If you are a casual sports fan who wants a light entertainment listen, the length and the density of the oral history format will likely work against you. This is not a book you can tune in and out of without losing context. And if you are primarily interested in the most famous on-screen personalities, you should know that figures like Dan Patrick appear far less than their cultural prominence might suggest. The book’s center of gravity is the producers, executives, and decision-makers rather than the on-air talent, which turns out to be exactly the right choice for an institutional history but may not be what every prospective listener is expecting.
Frequently Asked Questions
Do I need to be a sports fan to enjoy Those Guys Have All the Fun?
A sports background helps, but the more essential quality is interest in media and institutional history. The book is primarily about how ESPN was built, how it made decisions, and what its internal culture was like rather than about the sports it covered. Several non-sports-fan reviewers found the business and media dimensions compelling on their own terms.
How does Joan Baker handle the challenge of narrating more than 500 interview subjects?
Baker does not attempt to voice-match each speaker, which is the right call for material of this scope. She delivers the text with clear, professional authority that keeps the listener oriented across transitions. Her approach is closer to skilled documentary narration than to character performance.

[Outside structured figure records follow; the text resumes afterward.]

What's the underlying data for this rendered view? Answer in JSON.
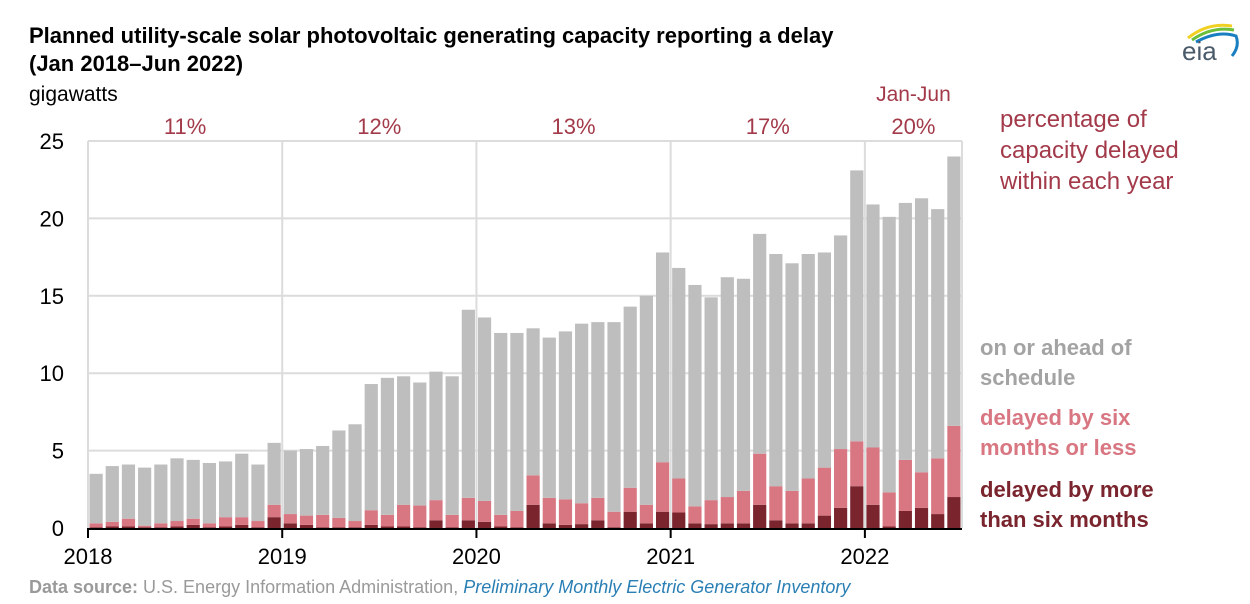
{
  "title_line1": "Planned utility-scale solar photovoltaic generating capacity reporting a delay",
  "title_line2": "(Jan 2018–Jun 2022)",
  "unit_label": "gigawatts",
  "logo_text": "eia",
  "legend": {
    "pct_note": [
      "percentage of",
      "capacity delayed",
      "within each year"
    ],
    "on_schedule": [
      "on or ahead of",
      "schedule"
    ],
    "delayed_short": [
      "delayed by six",
      "months or less"
    ],
    "delayed_long": [
      "delayed by more",
      "than six months"
    ]
  },
  "colors": {
    "on_schedule": "#bebebe",
    "delayed_short": "#d87682",
    "delayed_long": "#7a242e",
    "pct_text": "#a33a4a",
    "legend_gray": "#a3a3a3"
  },
  "source": {
    "label": "Data source:",
    "agency": " U.S. Energy Information Administration, ",
    "publication": "Preliminary Monthly Electric Generator Inventory"
  },
  "chart_data": {
    "type": "bar",
    "stacked": true,
    "title": "Planned utility-scale solar photovoltaic generating capacity reporting a delay (Jan 2018–Jun 2022)",
    "ylabel": "gigawatts",
    "xlabel": "",
    "ylim": [
      0,
      25
    ],
    "yticks": [
      0,
      5,
      10,
      15,
      20,
      25
    ],
    "xtick_labels": [
      "2018",
      "2019",
      "2020",
      "2021",
      "2022"
    ],
    "grid": true,
    "legend_position": "right",
    "year_annotations": [
      {
        "year": "2018",
        "label": "11%"
      },
      {
        "year": "2019",
        "label": "12%"
      },
      {
        "year": "2020",
        "label": "13%"
      },
      {
        "year": "2021",
        "label": "17%"
      },
      {
        "year": "2022",
        "label": "20%",
        "prefix": "Jan-Jun"
      }
    ],
    "months": [
      "2018-01",
      "2018-02",
      "2018-03",
      "2018-04",
      "2018-05",
      "2018-06",
      "2018-07",
      "2018-08",
      "2018-09",
      "2018-10",
      "2018-11",
      "2018-12",
      "2019-01",
      "2019-02",
      "2019-03",
      "2019-04",
      "2019-05",
      "2019-06",
      "2019-07",
      "2019-08",
      "2019-09",
      "2019-10",
      "2019-11",
      "2019-12",
      "2020-01",
      "2020-02",
      "2020-03",
      "2020-04",
      "2020-05",
      "2020-06",
      "2020-07",
      "2020-08",
      "2020-09",
      "2020-10",
      "2020-11",
      "2020-12",
      "2021-01",
      "2021-02",
      "2021-03",
      "2021-04",
      "2021-05",
      "2021-06",
      "2021-07",
      "2021-08",
      "2021-09",
      "2021-10",
      "2021-11",
      "2021-12",
      "2022-01",
      "2022-02",
      "2022-03",
      "2022-04",
      "2022-05",
      "2022-06"
    ],
    "series": [
      {
        "name": "delayed by more than six months",
        "values": [
          0.05,
          0.1,
          0.1,
          0.05,
          0.05,
          0.1,
          0.2,
          0.05,
          0.1,
          0.2,
          0.05,
          0.7,
          0.3,
          0.2,
          0.05,
          0.05,
          0.05,
          0.2,
          0.1,
          0.1,
          0.05,
          0.5,
          0.05,
          0.5,
          0.4,
          0.1,
          0.05,
          1.5,
          0.3,
          0.2,
          0.25,
          0.5,
          0.05,
          1.05,
          0.3,
          1.05,
          1.0,
          0.3,
          0.25,
          0.3,
          0.3,
          1.5,
          0.5,
          0.3,
          0.3,
          0.8,
          1.3,
          2.7,
          1.5,
          0.1,
          1.1,
          1.3,
          0.9,
          2.0
        ]
      },
      {
        "name": "delayed by six months or less",
        "values": [
          0.25,
          0.3,
          0.5,
          0.1,
          0.25,
          0.35,
          0.4,
          0.25,
          0.6,
          0.5,
          0.4,
          0.8,
          0.6,
          0.6,
          0.8,
          0.6,
          0.4,
          0.95,
          0.75,
          1.4,
          1.4,
          1.3,
          0.8,
          1.45,
          1.35,
          0.75,
          1.05,
          1.9,
          1.65,
          1.65,
          1.35,
          1.45,
          1.0,
          1.55,
          1.2,
          3.2,
          2.2,
          1.1,
          1.55,
          1.7,
          2.1,
          3.3,
          2.2,
          2.1,
          2.9,
          3.1,
          3.8,
          2.9,
          3.7,
          2.2,
          3.3,
          2.3,
          3.6,
          4.6
        ]
      },
      {
        "name": "on or ahead of schedule",
        "values": [
          3.2,
          3.6,
          3.5,
          3.75,
          3.8,
          4.05,
          3.8,
          3.9,
          3.6,
          4.1,
          3.65,
          4.0,
          4.1,
          4.3,
          4.45,
          5.65,
          6.25,
          8.15,
          8.85,
          8.3,
          7.95,
          8.3,
          8.95,
          12.15,
          11.85,
          11.75,
          11.5,
          9.5,
          10.35,
          10.85,
          11.6,
          11.35,
          12.25,
          11.7,
          13.5,
          13.55,
          13.6,
          14.3,
          13.1,
          14.2,
          13.7,
          14.2,
          15.0,
          14.7,
          14.5,
          13.9,
          13.8,
          17.5,
          15.7,
          17.8,
          16.6,
          17.7,
          16.1,
          17.4
        ]
      }
    ]
  }
}
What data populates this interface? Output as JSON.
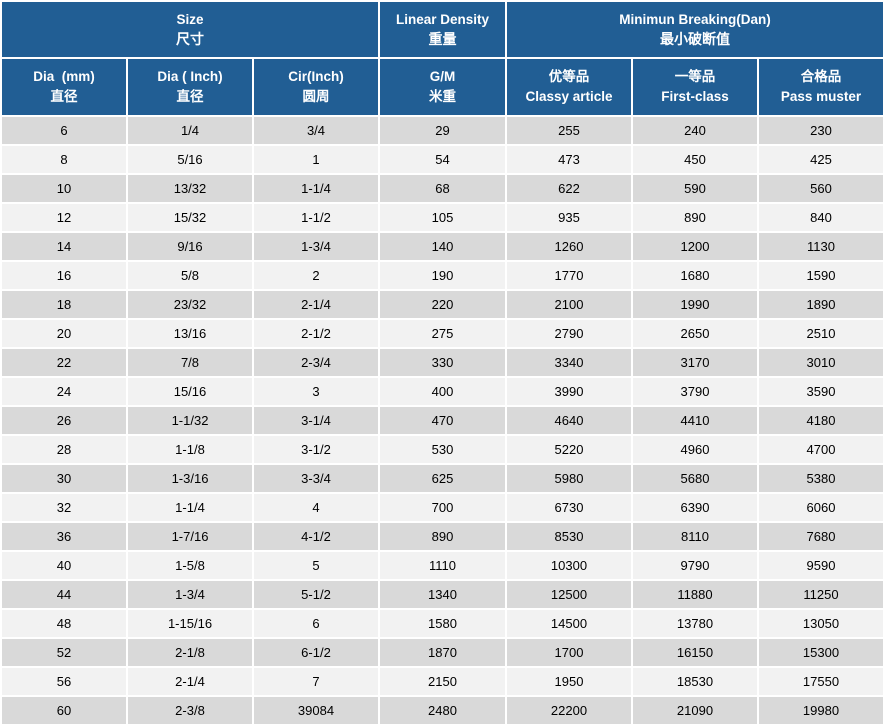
{
  "chart_data": {
    "type": "table",
    "title": "Rope specification table (bilingual English/Chinese)",
    "header_groups": [
      {
        "en": "Size",
        "zh": "尺寸",
        "colspan": 3
      },
      {
        "en": "Linear Density",
        "zh": "重量",
        "colspan": 1
      },
      {
        "en": "Minimun Breaking(Dan)",
        "zh": "最小破断值",
        "colspan": 3
      }
    ],
    "columns": [
      {
        "line1": "Dia  (mm)",
        "line2": "直径"
      },
      {
        "line1": "Dia ( Inch)",
        "line2": "直径"
      },
      {
        "line1": "Cir(Inch)",
        "line2": "圆周"
      },
      {
        "line1": "G/M",
        "line2": "米重"
      },
      {
        "line1": "优等品",
        "line2": "Classy article"
      },
      {
        "line1": "一等品",
        "line2": "First-class"
      },
      {
        "line1": "合格品",
        "line2": "Pass muster"
      }
    ],
    "rows": [
      [
        "6",
        "1/4",
        "3/4",
        "29",
        "255",
        "240",
        "230"
      ],
      [
        "8",
        "5/16",
        "1",
        "54",
        "473",
        "450",
        "425"
      ],
      [
        "10",
        "13/32",
        "1-1/4",
        "68",
        "622",
        "590",
        "560"
      ],
      [
        "12",
        "15/32",
        "1-1/2",
        "105",
        "935",
        "890",
        "840"
      ],
      [
        "14",
        "9/16",
        "1-3/4",
        "140",
        "1260",
        "1200",
        "1130"
      ],
      [
        "16",
        "5/8",
        "2",
        "190",
        "1770",
        "1680",
        "1590"
      ],
      [
        "18",
        "23/32",
        "2-1/4",
        "220",
        "2100",
        "1990",
        "1890"
      ],
      [
        "20",
        "13/16",
        "2-1/2",
        "275",
        "2790",
        "2650",
        "2510"
      ],
      [
        "22",
        "7/8",
        "2-3/4",
        "330",
        "3340",
        "3170",
        "3010"
      ],
      [
        "24",
        "15/16",
        "3",
        "400",
        "3990",
        "3790",
        "3590"
      ],
      [
        "26",
        "1-1/32",
        "3-1/4",
        "470",
        "4640",
        "4410",
        "4180"
      ],
      [
        "28",
        "1-1/8",
        "3-1/2",
        "530",
        "5220",
        "4960",
        "4700"
      ],
      [
        "30",
        "1-3/16",
        "3-3/4",
        "625",
        "5980",
        "5680",
        "5380"
      ],
      [
        "32",
        "1-1/4",
        "4",
        "700",
        "6730",
        "6390",
        "6060"
      ],
      [
        "36",
        "1-7/16",
        "4-1/2",
        "890",
        "8530",
        "8110",
        "7680"
      ],
      [
        "40",
        "1-5/8",
        "5",
        "1110",
        "10300",
        "9790",
        "9590"
      ],
      [
        "44",
        "1-3/4",
        "5-1/2",
        "1340",
        "12500",
        "11880",
        "11250"
      ],
      [
        "48",
        "1-15/16",
        "6",
        "1580",
        "14500",
        "13780",
        "13050"
      ],
      [
        "52",
        "2-1/8",
        "6-1/2",
        "1870",
        "1700",
        "16150",
        "15300"
      ],
      [
        "56",
        "2-1/4",
        "7",
        "2150",
        "1950",
        "18530",
        "17550"
      ],
      [
        "60",
        "2-3/8",
        "39084",
        "2480",
        "22200",
        "21090",
        "19980"
      ]
    ]
  },
  "colors": {
    "header_bg": "#215E94",
    "header_text": "#FFFFFF",
    "row_odd_bg": "#D9D9D9",
    "row_even_bg": "#F2F2F2",
    "body_text": "#000000",
    "grid_border": "#FFFFFF"
  }
}
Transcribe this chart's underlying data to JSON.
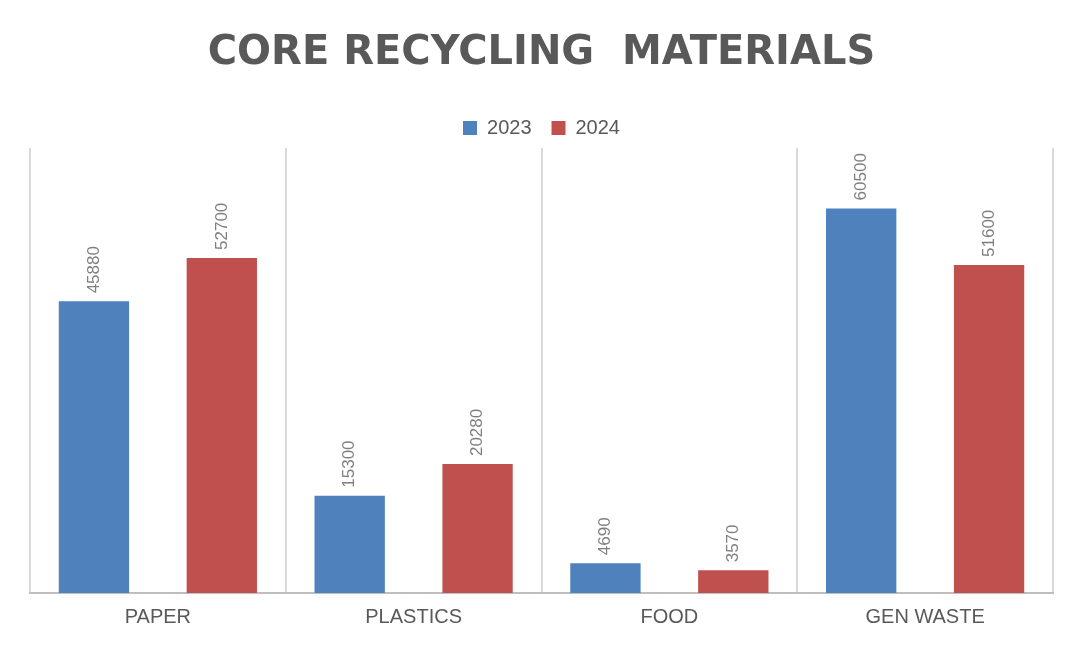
{
  "chart_data": {
    "type": "bar",
    "title": "CORE RECYCLING  MATERIALS",
    "categories": [
      "PAPER",
      "PLASTICS",
      "FOOD",
      "GEN WASTE"
    ],
    "series": [
      {
        "name": "2023",
        "color": "#4f81bd",
        "values": [
          45880,
          15300,
          4690,
          60500
        ]
      },
      {
        "name": "2024",
        "color": "#c0504d",
        "values": [
          52700,
          20280,
          3570,
          51600
        ]
      }
    ],
    "data_labels": true,
    "legend": "top",
    "grid": "x"
  }
}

Is the oral history format of Those Guys Have All the Fun easy to follow in audio?
Mostly yes, though it requires attentive listening particularly during transitional passages between time periods. The most prominent figures become recognizable across their multiple appearances, and the production handles transitions clearly. It is not a book suited to distracted listening.
Does the audiobook focus more on on-air personalities like Dan Patrick or on the behind-the-scenes figures?
The book’s center of gravity is definitively the producers, executives, and business figures rather than on-air talent. Dan Patrick, for instance, appears relatively little despite being one of ESPN’s most recognizable faces. This is a deliberate choice that makes the institutional history stronger but may disappoint listeners who came primarily for on-air personalities.